Zaterdag 25 februari 2017 – Constance Sannier, fluit & Gerard Verweij, orgel

constance sannier

Constance Sannier

Constance (Frankrijk, 1995) studeerde fluit in Lyon tot 2014 en studeert nu in Rotterdam bij Juliette Hurel en Julie Moulin. Ze trad op met het orkest van Lyon, Malaga, Berlijn, speelde met musici van het Toulon Marine en de Marseille Opera, een Big Band in Berlijn en in een circus bedrijf “Penguins Productions”.

Gerard Verweij

Gerard Verweij (1992) werd geboren in Rotterdam. Aan het Rotterdams Conservatorium studeerde hij kerkmuziek en thans nog hoofdvak orgel bij Ben van Oosten en Bas de Vroome. Ook volgde hij lessen bij Aart Bergwerff en Hayo Boerema (improvisatie). In 2010 werd Gerard geselecteerd om deel te nemen aan de Young Talent Class van het Internationaal Orgelfestival Haarlem. In deze hoedanigheid ontving hij lessen van Lorenzo Ghielmi en Olivier Latry. Ook volgde hij masterclasses bij gerenommeerde musici als Martin Häselbock, Matteo Imbruno en Peter Planyavski. Op verschillende orgelconcoursen won hij prijzen. Gerard is actief als kerkmusicus en als begeleider van verschillende koren. Hij concerteerde in o.a. Argentinië, Duitsland, de Verenigde Staten en Uruguay.

Programma o.a.

Muffat (1653-1704) – Toccata ottava

G.F. Händel (1685-1750) – Fluitsonate in e kl. t.
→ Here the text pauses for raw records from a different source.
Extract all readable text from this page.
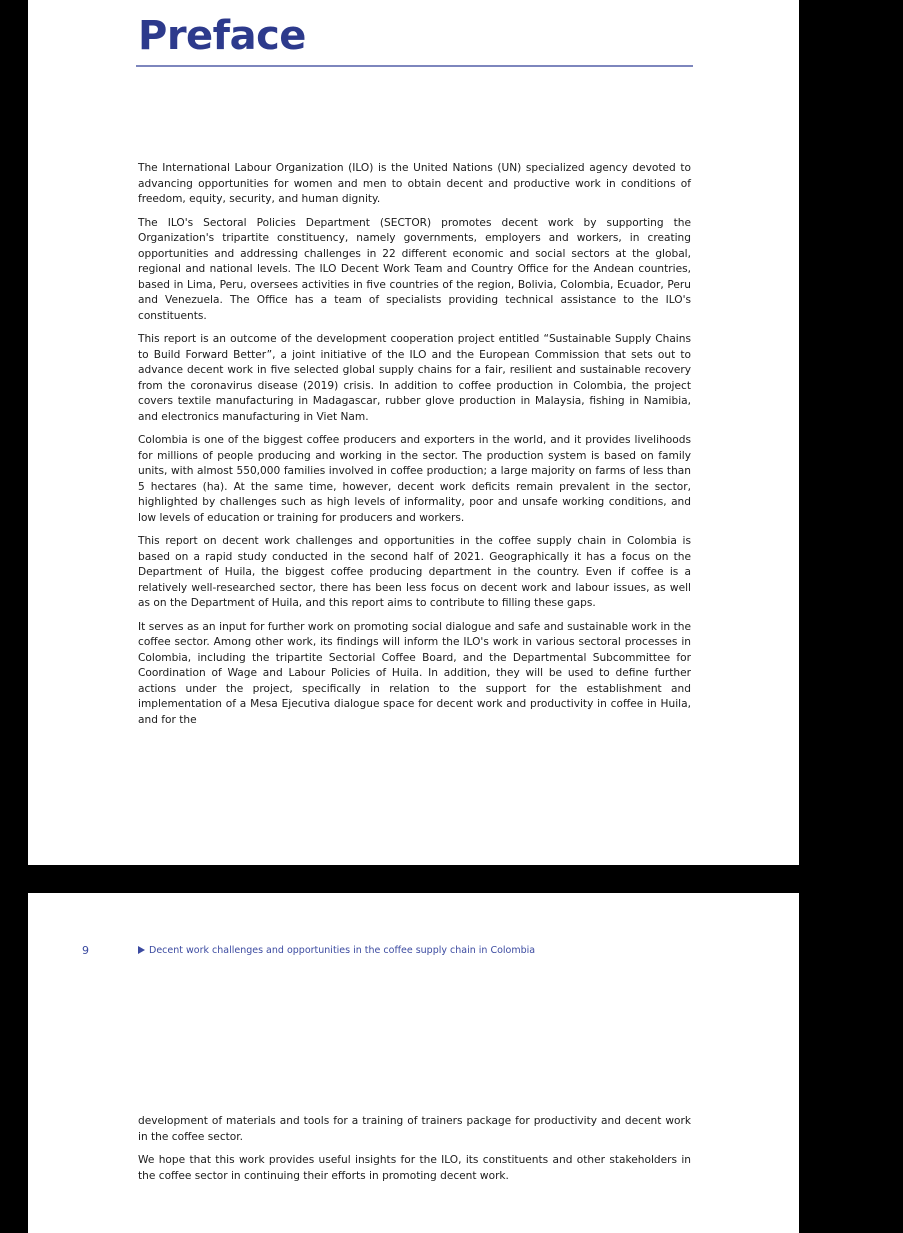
Preface

The International Labour Organization (ILO) is the United Nations (UN) specialized agency devoted to advancing opportunities for women and men to obtain decent and productive work in conditions of freedom, equity, security, and human dignity.

The ILO's Sectoral Policies Department (SECTOR) promotes decent work by supporting the Organization's tripartite constituency, namely governments, employers and workers, in creating opportunities and addressing challenges in 22 different economic and social sectors at the global, regional and national levels. The ILO Decent Work Team and Country Office for the Andean countries, based in Lima, Peru, oversees activities in five countries of the region, Bolivia, Colombia, Ecuador, Peru and Venezuela. The Office has a team of specialists providing technical assistance to the ILO's constituents.

This report is an outcome of the development cooperation project entitled “Sustainable Supply Chains to Build Forward Better”, a joint initiative of the ILO and the European Commission that sets out to advance decent work in five selected global supply chains for a fair, resilient and sustainable recovery from the coronavirus disease (2019) crisis. In addition to coffee production in Colombia, the project covers textile manufacturing in Madagascar, rubber glove production in Malaysia, fishing in Namibia, and electronics manufacturing in Viet Nam.

Colombia is one of the biggest coffee producers and exporters in the world, and it provides livelihoods for millions of people producing and working in the sector. The production system is based on family units, with almost 550,000 families involved in coffee production; a large majority on farms of less than 5 hectares (ha). At the same time, however, decent work deficits remain prevalent in the sector, highlighted by challenges such as high levels of informality, poor and unsafe working conditions, and low levels of education or training for producers and workers.

This report on decent work challenges and opportunities in the coffee supply chain in Colombia is based on a rapid study conducted in the second half of 2021. Geographically it has a focus on the Department of Huila, the biggest coffee producing department in the country. Even if coffee is a relatively well-researched sector, there has been less focus on decent work and labour issues, as well as on the Department of Huila, and this report aims to contribute to filling these gaps.

It serves as an input for further work on promoting social dialogue and safe and sustainable work in the coffee sector. Among other work, its findings will inform the ILO's work in various sectoral processes in Colombia, including the tripartite Sectorial Coffee Board, and the Departmental Subcommittee for Coordination of Wage and Labour Policies of Huila. In addition, they will be used to define further actions under the project, specifically in relation to the support for the establishment and implementation of a Mesa Ejecutiva dialogue space for decent work and productivity in coffee in Huila, and for the

9	Decent work challenges and opportunities in the coffee supply chain in Colombia

development of materials and tools for a training of trainers package for productivity and decent work in the coffee sector.

We hope that this work provides useful insights for the ILO, its constituents and other stakeholders in the coffee sector in continuing their efforts in promoting decent work.
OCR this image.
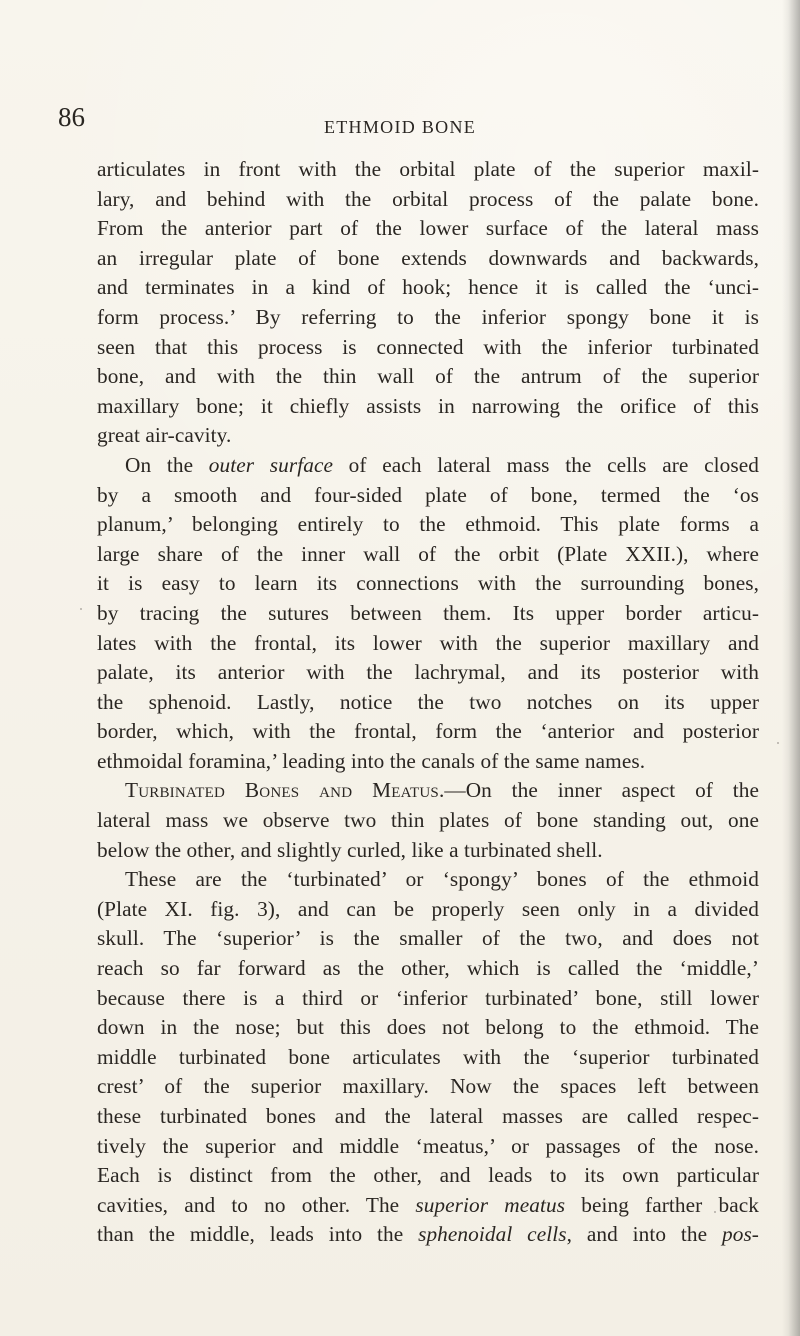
86	ETHMOID BONE
articulates in front with the orbital plate of the superior maxil-
lary, and behind with the orbital process of the palate bone.
From the anterior part of the lower surface of the lateral mass
an irregular plate of bone extends downwards and backwards,
and terminates in a kind of hook; hence it is called the ‘unci-
form process.’ By referring to the inferior spongy bone it is
seen that this process is connected with the inferior turbinated
bone, and with the thin wall of the antrum of the superior
maxillary bone; it chiefly assists in narrowing the orifice of this
great air-cavity.
On the outer surface of each lateral mass the cells are closed
by a smooth and four-sided plate of bone, termed the ‘os
planum,’ belonging entirely to the ethmoid. This plate forms a
large share of the inner wall of the orbit (Plate XXII.), where
it is easy to learn its connections with the surrounding bones,
by tracing the sutures between them. Its upper border articu-
lates with the frontal, its lower with the superior maxillary and
palate, its anterior with the lachrymal, and its posterior with
the sphenoid. Lastly, notice the two notches on its upper
border, which, with the frontal, form the ‘anterior and posterior
ethmoidal foramina,’ leading into the canals of the same names.
Turbinated Bones and Meatus.—On the inner aspect of the
lateral mass we observe two thin plates of bone standing out, one
below the other, and slightly curled, like a turbinated shell.
These are the ‘turbinated’ or ‘spongy’ bones of the ethmoid
(Plate XI. fig. 3), and can be properly seen only in a divided
skull. The ‘superior’ is the smaller of the two, and does not
reach so far forward as the other, which is called the ‘middle,’
because there is a third or ‘inferior turbinated’ bone, still lower
down in the nose; but this does not belong to the ethmoid. The
middle turbinated bone articulates with the ‘superior turbinated
crest’ of the superior maxillary. Now the spaces left between
these turbinated bones and the lateral masses are called respec-
tively the superior and middle ‘meatus,’ or passages of the nose.
Each is distinct from the other, and leads to its own particular
cavities, and to no other. The superior meatus being farther back
than the middle, leads into the sphenoidal cells, and into the pos-
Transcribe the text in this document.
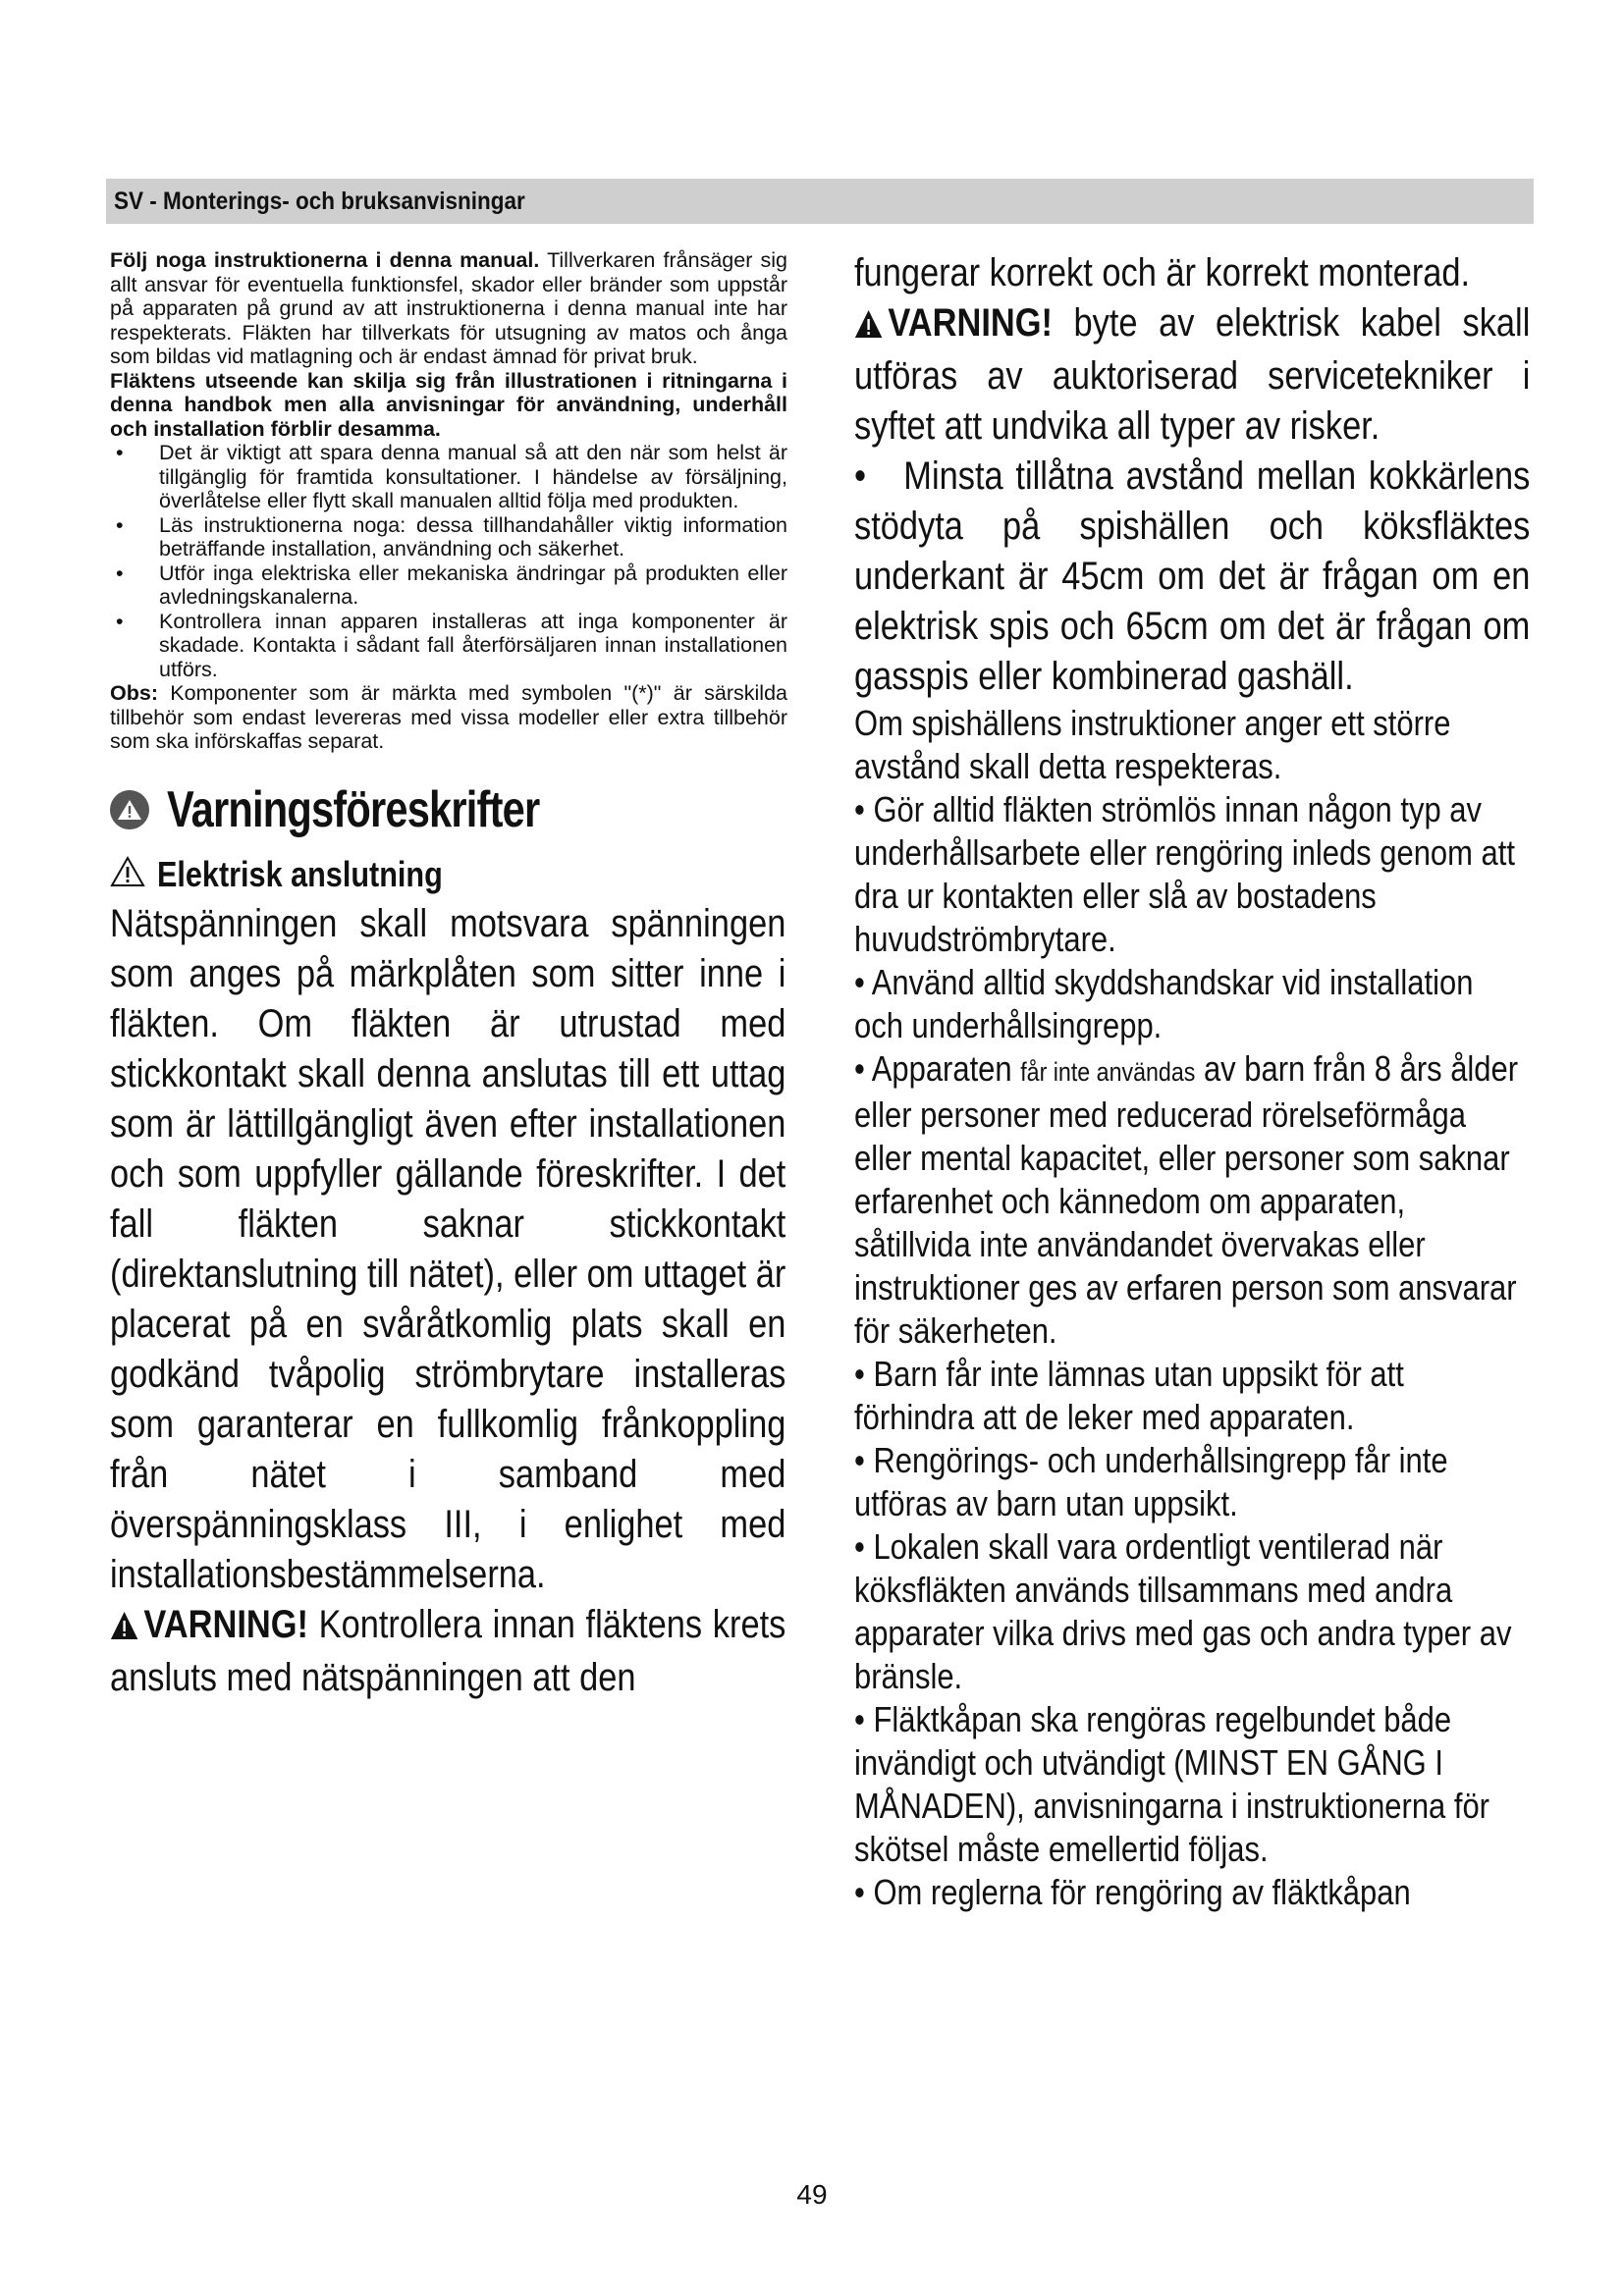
SV - Monterings- och bruksanvisningar

Följ noga instruktionerna i denna manual. Tillverkaren frånsäger sig allt ansvar för eventuella funktionsfel, skador eller bränder som uppstår på apparaten på grund av att instruktionerna i denna manual inte har respekterats. Fläkten har tillverkats för utsugning av matos och ånga som bildas vid matlagning och är endast ämnad för privat bruk.

Fläktens utseende kan skilja sig från illustrationen i ritningarna i denna handbok men alla anvisningar för användning, underhåll och installation förblir desamma.

•	Det är viktigt att spara denna manual så att den när som helst är tillgänglig för framtida konsultationer. I händelse av försäljning, överlåtelse eller flytt skall manualen alltid följa med produkten.
•	Läs instruktionerna noga: dessa tillhandahåller viktig information beträffande installation, användning och säkerhet.
•	Utför inga elektriska eller mekaniska ändringar på produkten eller avledningskanalerna.
•	Kontrollera innan apparen installeras att inga komponenter är skadade. Kontakta i sådant fall återförsäljaren innan installationen utförs.

Obs: Komponenter som är märkta med symbolen "(*)" är särskilda tillbehör som endast levereras med vissa modeller eller extra tillbehör som ska införskaffas separat.

Varningsföreskrifter
Elektrisk anslutning

Nätspänningen skall motsvara spänningen som anges på märkplåten som sitter inne i fläkten. Om fläkten är utrustad med stickkontakt skall denna anslutas till ett uttag som är lättillgängligt även efter installationen och som uppfyller gällande föreskrifter. I det fall fläkten saknar stickkontakt (direktanslutning till nätet), eller om uttaget är placerat på en svåråtkomlig plats skall en godkänd tvåpolig strömbrytare installeras som garanterar en fullkomlig frånkoppling från nätet i samband med överspänningsklass III, i enlighet med installationsbestämmelserna.

VARNING! Kontrollera innan fläktens krets ansluts med nätspänningen att den

fungerar korrekt och är korrekt monterad.

VARNING! byte av elektrisk kabel skall utföras av auktoriserad servicetekniker i syftet att undvika all typer av risker.

•   Minsta tillåtna avstånd mellan kokkärlens stödyta på spishällen och köksfläktes underkant är 45cm om det är frågan om en elektrisk spis och 65cm om det är frågan om gasspis eller kombinerad gashäll.

Om spishällens instruktioner anger ett större avstånd skall detta respekteras.

• Gör alltid fläkten strömlös innan någon typ av underhållsarbete eller rengöring inleds genom att dra ur kontakten eller slå av bostadens huvudströmbrytare.

• Använd alltid skyddshandskar vid installation och underhållsingrepp.

• Apparaten får inte användas av barn från 8 års ålder eller personer med reducerad rörelseförmåga eller mental kapacitet, eller personer som saknar erfarenhet och kännedom om apparaten, såtillvida inte användandet övervakas eller instruktioner ges av erfaren person som ansvarar för säkerheten.

• Barn får inte lämnas utan uppsikt för att förhindra att de leker med apparaten.

• Rengörings- och underhållsingrepp får inte utföras av barn utan uppsikt.

• Lokalen skall vara ordentligt ventilerad när köksfläkten används tillsammans med andra apparater vilka drivs med gas och andra typer av bränsle.

• Fläktkåpan ska rengöras regelbundet både invändigt och utvändigt (MINST EN GÅNG I MÅNADEN), anvisningarna i instruktionerna för skötsel måste emellertid följas.

• Om reglerna för rengöring av fläktkåpan

49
An. van Noordt (1619-1675) – Psalm 24

Ph. E. Bach (1714-1788) – Sonate voor fluit solo in a kl. t H. 562

J.S. Bach (1685-1750) –  – Wenn wir in höchsten Noten sein BWV 641 – – Sonata BWV 1020  – Fantasia et Fuga g-Moll BWV 542

Over de Fantasia et Fuga g-Moll BWV 542 is nog wel iets te zeggen. Het is een overrompelend muziekwerk. Van veel orgelwerken van Bach is slechts bij benadering bekend van wanneer ze dateren. Dat is anders bij deze Fantasia en fuga. Bach voerde deze stukken uit in Hamburg, waar in 1720 de post van organist van de Jacobikerk was vrijgekomen. Tijdens een meer dan twee uur durend recital liet hij horen wat hij als organist allemaal in huis had, en sloeg zijn toehoorders met stomheid. Daaronder ook de oud-organist Reincken, de eminence grise van het Hamburgse muziekleven. Hij loofde Bachs improvisatiekunst met de woorden: ‘Ik dacht dat deze vaardigheid was uitgestorven, maar ik zie dat ze in u voorleeft.’ Toch was Bach niet echt van plan om op de vacature in te gaan. Hij had nog maar drie jaar geleden een positie als kapelmeester in Köthen aanvaard, juist om zijn vleugels ook vocaal uit te kunnen slaan en zich te ontdoen van het beperkende etiket ‘orgelvirtuoos’. Wellicht heeft Bach wél een oogje gehad op het cantoraat van de Hamburgse Johannesschool, een baan die spoedig vrij zou komen. Uiteindelijk werd Telemann daarvoor verkozen, en kreeg Bach niet veel later een vergelijkbare aanstelling in Leipzig.

Hoe het zij, met de ambitieuze omvang en opzet van zijn Fantasia en fuga bevestigde Bach zijn reputatie. De adembenemende fantasia gaat van start als een volkomen vrije improvisatie, maar ontpopt zich vervolgens als een retorisch betoog. Overdonderende, sombere en ook dreigende passages worden afgewisseld met afgewogen en punctuele kanttekeningen. Alle registers worden opengetrokken, van opeenstapelingen van chromatiek tot allerlei verrassende harmonische wendingen, waarmee het pedaal ten slotte korte metten maakt. De erop volgende virtuoze fuga lijkt een extra eerbetoon te bevatten aan de oude, in Deventer geboren Reincken. Het thema ervan is namelijk ontleend aan een vrolijk Nederlands liedje, ‘Ik ben gegroet van’, uit de verzameling Oude en Nieuwe Hollantse Boeren Lieties. Het vereiste stevige voetenwerk voert de feestelijkheid ten top. Deze fuga is van een onbekommerde blijdschap, en verrassende muzikaliteit, je zou wensen dat het nooit meer ophoudt!